Música

Cardi B: “Não percebo como é que este videoclipe ficou tão caro”

Alice Lange

Cardi B nunca teve vergonha de falar de dinheiro: ganhá-lo, exibi-lo, discuti-lo. Por isso, quando chegou a conta de “AH HA”, o single filmado na rua que ela queria que parecesse despretensioso, foi ao Spaces desabafar, e o valor claramente a abalou. Em declarações divulgadas em primeira mão pela Billboard, deixou a confusão bem clara.

“Não percebo como é que este videoclipe foi tão caro. Juro por Deus, queria que este videoclipe fosse simples. Queria um ambiente de verão muito street, de Nova Iorque”,

A diferença entre o que ela imaginou e o que pagou é toda a história. Cardi diz que esperava uma rodagem na ordem dos 250 mil dólares, o preço normal para o tipo de vídeo solto e soalheiro de Nova Iorque que tinha em mente. O que constava na fatura eram mais de um milhão de dólares.

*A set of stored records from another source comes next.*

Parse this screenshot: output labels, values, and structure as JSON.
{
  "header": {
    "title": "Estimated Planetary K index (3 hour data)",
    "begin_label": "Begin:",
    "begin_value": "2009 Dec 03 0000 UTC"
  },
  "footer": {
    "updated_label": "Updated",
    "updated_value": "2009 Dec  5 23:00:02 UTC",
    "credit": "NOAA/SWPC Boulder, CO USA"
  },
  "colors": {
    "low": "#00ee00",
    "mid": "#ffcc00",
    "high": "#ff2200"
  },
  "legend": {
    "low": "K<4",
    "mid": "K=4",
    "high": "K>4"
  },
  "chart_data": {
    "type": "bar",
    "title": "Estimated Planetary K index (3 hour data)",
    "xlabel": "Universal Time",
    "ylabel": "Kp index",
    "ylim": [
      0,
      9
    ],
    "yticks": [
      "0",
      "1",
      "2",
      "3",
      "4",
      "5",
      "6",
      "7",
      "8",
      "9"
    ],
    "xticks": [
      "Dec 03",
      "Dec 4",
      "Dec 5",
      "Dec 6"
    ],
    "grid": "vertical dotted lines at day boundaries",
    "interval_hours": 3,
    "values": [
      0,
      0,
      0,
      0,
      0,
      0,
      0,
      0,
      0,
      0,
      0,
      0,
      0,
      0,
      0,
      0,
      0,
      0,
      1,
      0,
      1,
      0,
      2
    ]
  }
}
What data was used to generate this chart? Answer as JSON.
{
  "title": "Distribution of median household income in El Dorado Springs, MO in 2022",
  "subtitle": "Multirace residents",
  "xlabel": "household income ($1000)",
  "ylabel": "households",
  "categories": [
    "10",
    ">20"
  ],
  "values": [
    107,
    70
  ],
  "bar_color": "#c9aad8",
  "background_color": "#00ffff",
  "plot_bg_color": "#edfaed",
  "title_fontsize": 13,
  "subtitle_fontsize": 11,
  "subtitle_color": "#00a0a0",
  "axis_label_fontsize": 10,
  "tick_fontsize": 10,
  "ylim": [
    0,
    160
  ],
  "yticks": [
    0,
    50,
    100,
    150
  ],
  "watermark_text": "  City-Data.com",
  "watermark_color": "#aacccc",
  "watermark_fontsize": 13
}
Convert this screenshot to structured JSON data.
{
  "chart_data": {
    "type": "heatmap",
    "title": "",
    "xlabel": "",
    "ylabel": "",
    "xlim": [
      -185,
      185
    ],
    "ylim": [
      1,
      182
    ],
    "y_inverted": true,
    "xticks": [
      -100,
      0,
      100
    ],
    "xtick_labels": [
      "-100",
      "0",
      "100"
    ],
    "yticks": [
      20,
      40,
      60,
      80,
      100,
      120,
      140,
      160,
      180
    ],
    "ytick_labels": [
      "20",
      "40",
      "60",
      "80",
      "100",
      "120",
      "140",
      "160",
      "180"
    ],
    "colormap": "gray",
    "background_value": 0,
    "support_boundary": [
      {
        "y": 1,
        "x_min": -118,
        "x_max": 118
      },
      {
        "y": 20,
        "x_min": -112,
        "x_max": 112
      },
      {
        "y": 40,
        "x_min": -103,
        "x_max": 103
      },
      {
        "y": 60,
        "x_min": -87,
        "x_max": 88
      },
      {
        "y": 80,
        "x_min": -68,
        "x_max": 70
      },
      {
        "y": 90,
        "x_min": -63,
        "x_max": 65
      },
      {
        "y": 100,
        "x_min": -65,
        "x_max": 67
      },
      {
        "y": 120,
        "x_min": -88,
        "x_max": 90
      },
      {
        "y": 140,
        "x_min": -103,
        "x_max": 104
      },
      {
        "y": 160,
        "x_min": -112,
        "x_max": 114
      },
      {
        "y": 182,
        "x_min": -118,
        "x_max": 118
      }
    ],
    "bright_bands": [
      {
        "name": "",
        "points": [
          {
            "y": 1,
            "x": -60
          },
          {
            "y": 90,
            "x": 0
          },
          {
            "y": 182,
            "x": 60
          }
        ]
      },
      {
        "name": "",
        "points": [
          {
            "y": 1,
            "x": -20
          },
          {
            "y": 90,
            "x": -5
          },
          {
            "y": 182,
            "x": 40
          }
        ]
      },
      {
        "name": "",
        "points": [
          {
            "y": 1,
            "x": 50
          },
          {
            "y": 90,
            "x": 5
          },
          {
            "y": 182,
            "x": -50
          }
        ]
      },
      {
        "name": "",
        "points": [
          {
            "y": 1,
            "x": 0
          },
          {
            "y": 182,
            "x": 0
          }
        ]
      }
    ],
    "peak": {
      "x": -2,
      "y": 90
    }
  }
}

A sua explicação aponta diretamente para a cidade. Filmar em quarteirões reais de Brooklyn implicou licenças sobre licenças e uma forte presença da NYPD, segundo ela perto de 40 agentes, e está convencida de que a polícia se aproveitou da sua fama para inflacionar a conta. Disse sentir que pagou a mais por algo que um artista menos conhecido poderia ter filmado por uma fração do preço.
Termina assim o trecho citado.